Barnstable Municipal Airport is no JFK. Neither is its check-in. 

Here, I have to remove my shoes.

Then take my computer out of its sleeve.

Then put everything in the plastic bins that go on the conveyer-belt thing.

Then walk under some scanner.

Then plant my feet in yellow painted shoe markers where something like an x-ray is made of my body. 

Then be patted down by a TSA female. Twice.

Then finally, be asked to stick out my hands, palms up. The TSA-person then uses some type of wand to run over my hands. When I ask her what she's doing she says, "I'm checking for remnants of explosives." She isn't smiling. 

Barnstable Municipal Airport is serious about its security. Not like the more relaxed measures taken at JFK.

The flight itself is fine. 

I take the airbus to subway home.

NY is sweltering; the worst kind of weather.

I get home. Unpack, and realize I had left my precious bag of food from Maison Villatte under my seat.

Guess I won't be having cranberry toast for breakfast.

Tuesday, July 18, 2017

last day

The weather forecasters get it wrong. Today is supposed to be cloudy.  

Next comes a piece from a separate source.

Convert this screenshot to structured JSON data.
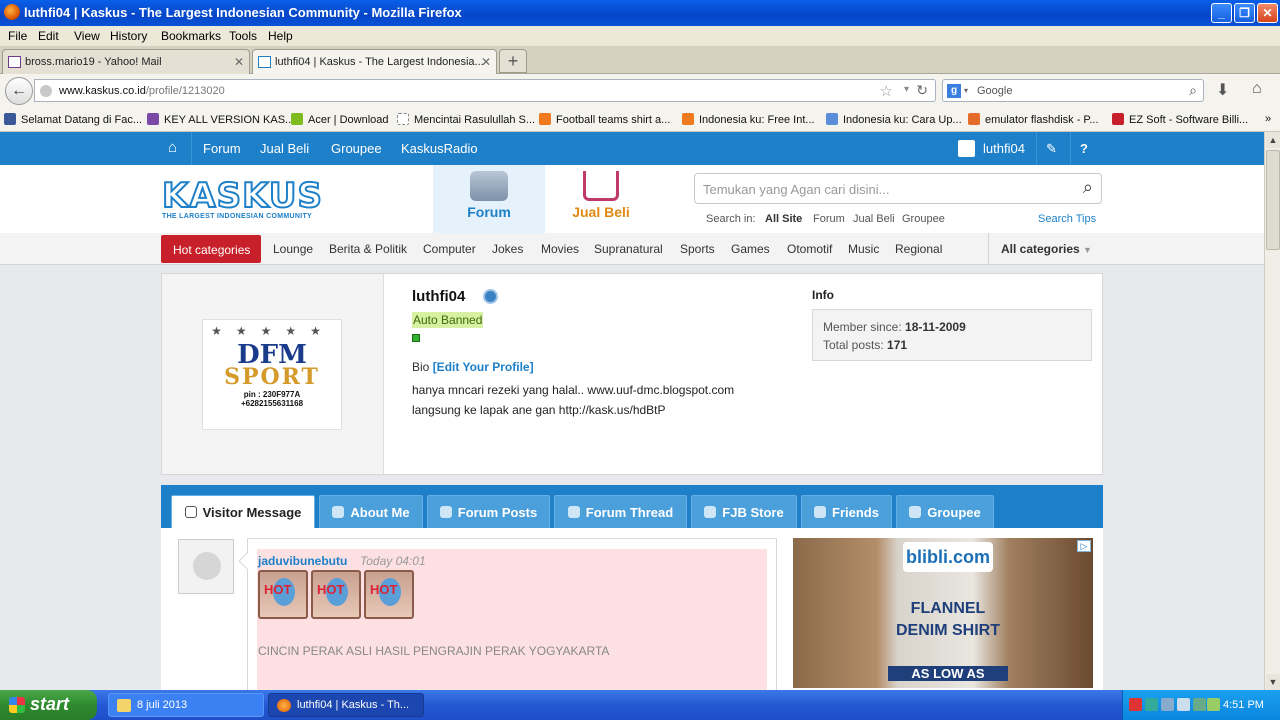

But the sun comes out around ten, and never disappears.

It is a perfect (and unexpected) beach day.

I spend it alone.

Do some reading (Sycamore by Bryn Chancellor).

Eat my half-sandwich from Dean's.

Let my feet graze the warm ocean.

And say good-bye to a beautiful Cape beach.


I am not ready to go back to work.

Or face the sweltering heat that is enveloping the city.

Or be without a washer and dryer.

Or focus on anything more than the weather and what to have for dinner.

But I am ready to:

Watch more of The Crown; I'm five episodes in.

Read the paper.

Catch up on local and national news.

And sleep in my own bed.

But in less than four weeks I'll be back. 

Ready again to enjoy the laid-back, low-maintenance Cape Cod life.

Sunday, July 16, 2017

chez jean

My sister is the gourmet cook in the family.

"I have to use up the scallops I bought yesterday, so why don't you come for dinner?"  It's a casual  invitation for what I know will be an extraordinary meal, as all of Jean's meals are.

This spring Jean and Jim sold their house in Medfield and moved full-time to Falmouth. Their beautiful new home is walking distance from both Main Street and an ocean beach. Perfectly situated for just about everything.

My mom and I arrive around 6. Jean is still in the prep stages. She asks if I want a drink. How can I say no to someone who for many years was a bartender and has the expertise (and ingredients) to make about anything? 

I choose Grey Goose and lime on the rocks, which Jean makes into her signature kamikaze. After drinking it, I can (for maybe the first time) understand why people like to start their evenings with a drink.

Jean chops stirs, cuts, pours and sautés, all effortlessly. The result is incredible. 

A scallop recipe she invented that includes maple syrup. Yams that I thought were squash and loved (even though I normally don't eat yams). A beet and fig salad with my sister's dressing that everyone (myself included) tries to emulate but never quite gets right. And sautéed yellow squash that blends beautifully with the other flavors.

Oh, and everything else about the night is as good as the meal.